Single by the Kelly Family

from the album Over the Hump
- Released: June 28, 1994
- Length: 3:44
- Label: Kel-Life
- Songwriter(s): The Kelly Family
- Producer(s): Kathy Kelly; Hartmut Pfannmüller;

The Kelly Family singles chronology
| "One More Freakin' Dollar" (1993) | "An Angel" (1994) | "Why Why Why" (1995) |

= An Angel =

1994 single by the Kelly Family

"An Angel" is a song by European-American pop group the Kelly Family. It was produced by Kathy Kelly and Hartmut Pfannmüller for their eighth regular studio album, Over the Hump (1994), and features lead vocals by Angelo and Paddy Kelly. Paddy wrote the song for his mother, Barbara Kelly, who died in 1982 from breast cancer. He wrote it on the family's boat, Santa Barbara. In 2017, the Kelly Family re-recorded the song for their We Got Love album.

==Track listings==

CD maxi single
| No. | Title | Length |
|---|---|---|
| 1. | "An Angel" | 3:45 |
| 2. | "Break Free" | 2:38 |

==Personnel==
Personnel are adapted from the liner notes of Over the Hump.
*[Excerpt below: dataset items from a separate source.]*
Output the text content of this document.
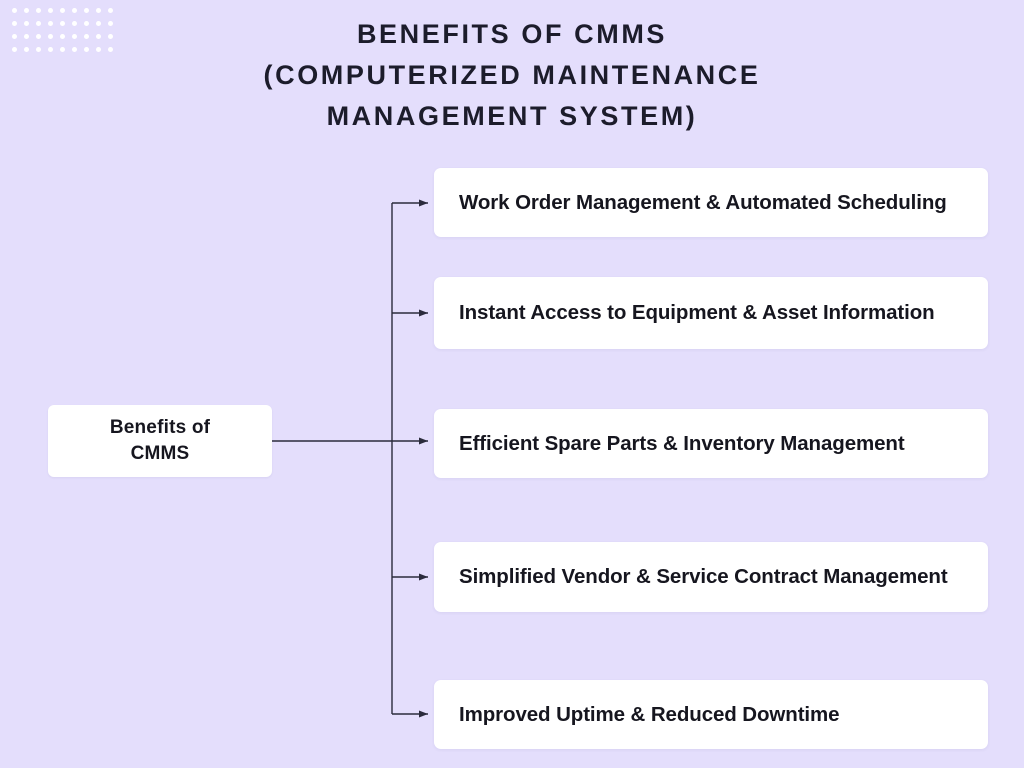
BENEFITS OF CMMS
(COMPUTERIZED MAINTENANCE
MANAGEMENT SYSTEM)
Benefits of
CMMS
Work Order Management & Automated Scheduling
Instant Access to Equipment & Asset Information
Efficient Spare Parts & Inventory Management
Simplified Vendor & Service Contract Management
Improved Uptime & Reduced Downtime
- Songwriting – the Kelly Family
- Production – Hartmut Pfannmüller, Kathy Kelly
- Executive production – Dan Kelly, Mike Ungefehr
- Engineering – Günther Kasper

==Charts==

===Weekly charts===

Weekly chart performance for "An Angel"
| Chart (1994–1995) | Peak position |
|---|---|
| Austria (Ö3 Austria Top 40) | 1 |
| Europe (Eurochart Hot 100) | 8 |
| Germany (GfK) | 2 |
| Iceland (Íslenski Listinn Topp 40) | 22 |
| Ireland (IRMA) | 5 |
| Netherlands (Single Top 100) | 40 |
| Switzerland (Schweizer Hitparade) | 2 |
| UK Singles (OCC) | 69 |

===Year-end charts===

1994 year-end chart performance for "An Angel"
| Chart (1994) | Position |
|---|---|
| Germany (Media Control) | 45 |

1995 year-end chart performance for "An Angel"
| Chart (1995) | Position |
|---|---|
| Austria (Ö3 Austria Top 40) | 9 |
| Europe (Eurochart Hot 100) | 71 |
| Germany (Media Control) | 43 |
| Switzerland (Schweizer Hitparade) | 27 |

==Certifications==

Certifications for "An Angel"
| Region | Certification | Certified units/sales |
| Austria (IFPI Austria) | Platinum | 50,000^{*} |
| Germany (BVMI) | 3× Gold | 800,000 |
| Poland (ZPAV) | Platinum | 50,000^{‡} |
^{*} Sales figures based on certification alone. ^{‡} Sales+streaming figures based on certification alone.

==Other versions==
- In 2006, the song was also covered by English singer Declan Galbraith and served as the first single and opening track from his second album Thank You (2006).
- Gregor Meyle for his album Meylensteine Vol 1 (2015).
- Silbermond lead singer Stefanie Kloß for the compilation album Sing meinen Song – Das Tauschkonzert Vol 4 (2017)
- In 2023, American singer Anastacia recorded a version of "An Angel" for her album Our Songs.